There is nothing like an under the radar wine – it’s like exploring a hidden world and flirting with a new personality. It may work, it may not – but when it does it’s a fantastic experience. This is one such wine. I picked up this 2002 Yeringberg at about half price at Marquis wine cellars; for some reason it was not selling well and I got the benefit of other people’s oversight.
This is not a typical Aussie wine – insofar as typical means big jammy, syrupy fruit bombs with no finess, which is not always a fair characterization of Aussie wines, many of which are nothing like this. However, what typically gets imported into Canada, and especially the mainstream stuff, is usually fruit bomb over-oaked stuff. This is unfortunate since Australia makes some absolutely amazing wine not of this character.
The Yeringberg is from the Yarra Valley in Victoria, near Melbourne and has been around since 1863. It has a rich opulent medium-red colour and consists of Cabernet Sauvignan, Cabernet Franc, Merlot, and Malbec and so takes on all sorts of interesting characteristics while being very nicely balanced.
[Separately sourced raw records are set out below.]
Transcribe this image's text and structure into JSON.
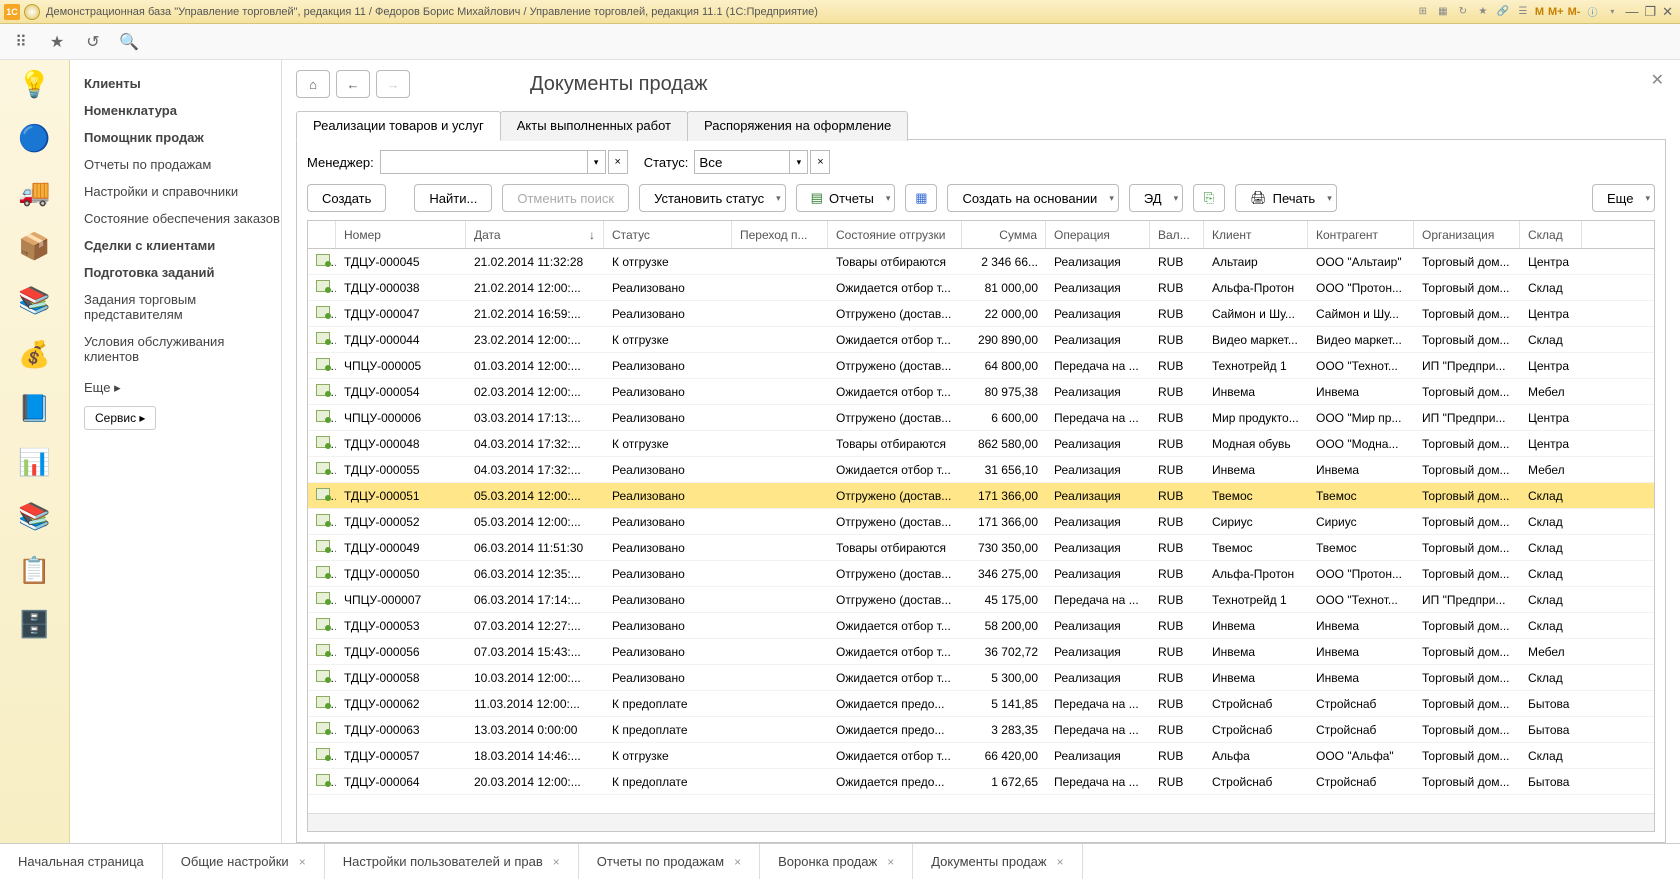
{
  "window_title": "Демонстрационная база \"Управление торговлей\", редакция 11 / Федоров Борис Михайлович / Управление торговлей, редакция 11.1  (1С:Предприятие)",
  "m_buttons": [
    "M",
    "M+",
    "M-"
  ],
  "nav": {
    "items": [
      {
        "label": "Клиенты",
        "bold": true
      },
      {
        "label": "Номенклатура",
        "bold": true
      },
      {
        "label": "Помощник продаж",
        "bold": true
      },
      {
        "label": "Отчеты по продажам",
        "bold": false
      },
      {
        "label": "Настройки и справочники",
        "bold": false
      },
      {
        "label": "Состояние обеспечения заказов",
        "bold": false
      },
      {
        "label": "Сделки с клиентами",
        "bold": true
      },
      {
        "label": "Подготовка заданий",
        "bold": true
      },
      {
        "label": "Задания торговым представителям",
        "bold": false
      },
      {
        "label": "Условия обслуживания клиентов",
        "bold": false
      }
    ],
    "more": "Еще ▸",
    "service": "Сервис ▸"
  },
  "page": {
    "title": "Документы продаж",
    "tabs": [
      "Реализации товаров и услуг",
      "Акты выполненных работ",
      "Распоряжения на оформление"
    ],
    "active_tab": 0,
    "filters": {
      "manager_label": "Менеджер:",
      "manager_value": "",
      "status_label": "Статус:",
      "status_value": "Все"
    },
    "actions": {
      "create": "Создать",
      "find": "Найти...",
      "cancel_search": "Отменить поиск",
      "set_status": "Установить статус",
      "reports": "Отчеты",
      "create_based": "Создать на основании",
      "ed": "ЭД",
      "print": "Печать",
      "more": "Еще"
    },
    "columns": [
      "Номер",
      "Дата",
      "Статус",
      "Переход п...",
      "Состояние отгрузки",
      "Сумма",
      "Операция",
      "Вал...",
      "Клиент",
      "Контрагент",
      "Организация",
      "Склад"
    ],
    "selected_row": 9,
    "rows": [
      {
        "num": "ТДЦУ-000045",
        "date": "21.02.2014 11:32:28",
        "status": "К отгрузке",
        "ship": "Товары отбираются",
        "sum": "2 346 66...",
        "op": "Реализация",
        "cur": "RUB",
        "client": "Альтаир",
        "contr": "ООО \"Альтаир\"",
        "org": "Торговый дом...",
        "store": "Центра"
      },
      {
        "num": "ТДЦУ-000038",
        "date": "21.02.2014 12:00:...",
        "status": "Реализовано",
        "ship": "Ожидается отбор т...",
        "sum": "81 000,00",
        "op": "Реализация",
        "cur": "RUB",
        "client": "Альфа-Протон",
        "contr": "ООО \"Протон...",
        "org": "Торговый дом...",
        "store": "Склад"
      },
      {
        "num": "ТДЦУ-000047",
        "date": "21.02.2014 16:59:...",
        "status": "Реализовано",
        "ship": "Отгружено (достав...",
        "sum": "22 000,00",
        "op": "Реализация",
        "cur": "RUB",
        "client": "Саймон и Шу...",
        "contr": "Саймон и Шу...",
        "org": "Торговый дом...",
        "store": "Центра"
      },
      {
        "num": "ТДЦУ-000044",
        "date": "23.02.2014 12:00:...",
        "status": "К отгрузке",
        "ship": "Ожидается отбор т...",
        "sum": "290 890,00",
        "op": "Реализация",
        "cur": "RUB",
        "client": "Видео маркет...",
        "contr": "Видео маркет...",
        "org": "Торговый дом...",
        "store": "Склад"
      },
      {
        "num": "ЧПЦУ-000005",
        "date": "01.03.2014 12:00:...",
        "status": "Реализовано",
        "ship": "Отгружено (достав...",
        "sum": "64 800,00",
        "op": "Передача на ...",
        "cur": "RUB",
        "client": "Технотрейд 1",
        "contr": "ООО \"Технот...",
        "org": "ИП \"Предпри...",
        "store": "Центра"
      },
      {
        "num": "ТДЦУ-000054",
        "date": "02.03.2014 12:00:...",
        "status": "Реализовано",
        "ship": "Ожидается отбор т...",
        "sum": "80 975,38",
        "op": "Реализация",
        "cur": "RUB",
        "client": "Инвема",
        "contr": "Инвема",
        "org": "Торговый дом...",
        "store": "Мебел"
      },
      {
        "num": "ЧПЦУ-000006",
        "date": "03.03.2014 17:13:...",
        "status": "Реализовано",
        "ship": "Отгружено (достав...",
        "sum": "6 600,00",
        "op": "Передача на ...",
        "cur": "RUB",
        "client": "Мир продукто...",
        "contr": "ООО \"Мир пр...",
        "org": "ИП \"Предпри...",
        "store": "Центра"
      },
      {
        "num": "ТДЦУ-000048",
        "date": "04.03.2014 17:32:...",
        "status": "К отгрузке",
        "ship": "Товары отбираются",
        "sum": "862 580,00",
        "op": "Реализация",
        "cur": "RUB",
        "client": "Модная обувь",
        "contr": "ООО \"Модна...",
        "org": "Торговый дом...",
        "store": "Центра"
      },
      {
        "num": "ТДЦУ-000055",
        "date": "04.03.2014 17:32:...",
        "status": "Реализовано",
        "ship": "Ожидается отбор т...",
        "sum": "31 656,10",
        "op": "Реализация",
        "cur": "RUB",
        "client": "Инвема",
        "contr": "Инвема",
        "org": "Торговый дом...",
        "store": "Мебел"
      },
      {
        "num": "ТДЦУ-000051",
        "date": "05.03.2014 12:00:...",
        "status": "Реализовано",
        "ship": "Отгружено (достав...",
        "sum": "171 366,00",
        "op": "Реализация",
        "cur": "RUB",
        "client": "Твемос",
        "contr": "Твемос",
        "org": "Торговый дом...",
        "store": "Склад"
      },
      {
        "num": "ТДЦУ-000052",
        "date": "05.03.2014 12:00:...",
        "status": "Реализовано",
        "ship": "Отгружено (достав...",
        "sum": "171 366,00",
        "op": "Реализация",
        "cur": "RUB",
        "client": "Сириус",
        "contr": "Сириус",
        "org": "Торговый дом...",
        "store": "Склад"
      },
      {
        "num": "ТДЦУ-000049",
        "date": "06.03.2014 11:51:30",
        "status": "Реализовано",
        "ship": "Товары отбираются",
        "sum": "730 350,00",
        "op": "Реализация",
        "cur": "RUB",
        "client": "Твемос",
        "contr": "Твемос",
        "org": "Торговый дом...",
        "store": "Склад"
      },
      {
        "num": "ТДЦУ-000050",
        "date": "06.03.2014 12:35:...",
        "status": "Реализовано",
        "ship": "Отгружено (достав...",
        "sum": "346 275,00",
        "op": "Реализация",
        "cur": "RUB",
        "client": "Альфа-Протон",
        "contr": "ООО \"Протон...",
        "org": "Торговый дом...",
        "store": "Склад"
      },
      {
        "num": "ЧПЦУ-000007",
        "date": "06.03.2014 17:14:...",
        "status": "Реализовано",
        "ship": "Отгружено (достав...",
        "sum": "45 175,00",
        "op": "Передача на ...",
        "cur": "RUB",
        "client": "Технотрейд 1",
        "contr": "ООО \"Технот...",
        "org": "ИП \"Предпри...",
        "store": "Склад"
      },
      {
        "num": "ТДЦУ-000053",
        "date": "07.03.2014 12:27:...",
        "status": "Реализовано",
        "ship": "Ожидается отбор т...",
        "sum": "58 200,00",
        "op": "Реализация",
        "cur": "RUB",
        "client": "Инвема",
        "contr": "Инвема",
        "org": "Торговый дом...",
        "store": "Склад"
      },
      {
        "num": "ТДЦУ-000056",
        "date": "07.03.2014 15:43:...",
        "status": "Реализовано",
        "ship": "Ожидается отбор т...",
        "sum": "36 702,72",
        "op": "Реализация",
        "cur": "RUB",
        "client": "Инвема",
        "contr": "Инвема",
        "org": "Торговый дом...",
        "store": "Мебел"
      },
      {
        "num": "ТДЦУ-000058",
        "date": "10.03.2014 12:00:...",
        "status": "Реализовано",
        "ship": "Ожидается отбор т...",
        "sum": "5 300,00",
        "op": "Реализация",
        "cur": "RUB",
        "client": "Инвема",
        "contr": "Инвема",
        "org": "Торговый дом...",
        "store": "Склад"
      },
      {
        "num": "ТДЦУ-000062",
        "date": "11.03.2014 12:00:...",
        "status": "К предоплате",
        "ship": "Ожидается предо...",
        "sum": "5 141,85",
        "op": "Передача на ...",
        "cur": "RUB",
        "client": "Стройснаб",
        "contr": "Стройснаб",
        "org": "Торговый дом...",
        "store": "Бытова"
      },
      {
        "num": "ТДЦУ-000063",
        "date": "13.03.2014 0:00:00",
        "status": "К предоплате",
        "ship": "Ожидается предо...",
        "sum": "3 283,35",
        "op": "Передача на ...",
        "cur": "RUB",
        "client": "Стройснаб",
        "contr": "Стройснаб",
        "org": "Торговый дом...",
        "store": "Бытова"
      },
      {
        "num": "ТДЦУ-000057",
        "date": "18.03.2014 14:46:...",
        "status": "К отгрузке",
        "ship": "Ожидается отбор т...",
        "sum": "66 420,00",
        "op": "Реализация",
        "cur": "RUB",
        "client": "Альфа",
        "contr": "ООО \"Альфа\"",
        "org": "Торговый дом...",
        "store": "Склад"
      },
      {
        "num": "ТДЦУ-000064",
        "date": "20.03.2014 12:00:...",
        "status": "К предоплате",
        "ship": "Ожидается предо...",
        "sum": "1 672,65",
        "op": "Передача на ...",
        "cur": "RUB",
        "client": "Стройснаб",
        "contr": "Стройснаб",
        "org": "Торговый дом...",
        "store": "Бытова"
      }
    ]
  },
  "bottom_tabs": [
    "Начальная страница",
    "Общие настройки",
    "Настройки пользователей и прав",
    "Отчеты по продажам",
    "Воронка продаж",
    "Документы продаж"
  ],
  "rail_icons": [
    "💡",
    "🔵",
    "🚚",
    "📦",
    "📚",
    "💰",
    "📘",
    "📊",
    "📚",
    "📋",
    "🗄️"
  ]
}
The nose is heavy on the eucalyptus and cassis, and after about an our it took on a hint of rich meat. The palate has great integration and balance and simply superb acidity. I got notes of tart raspberry with a smooth minty breeze. It was a tad hot on the finish to begin with, but this dissipated with some air. The tannins are silky and help the wine develop consistently from the up front taste through the mid-palate and into the finish. The mid-palate is particularly well done with some great vegetal characteristics.
Final Verdict: seek out more non-typical Aussie wine.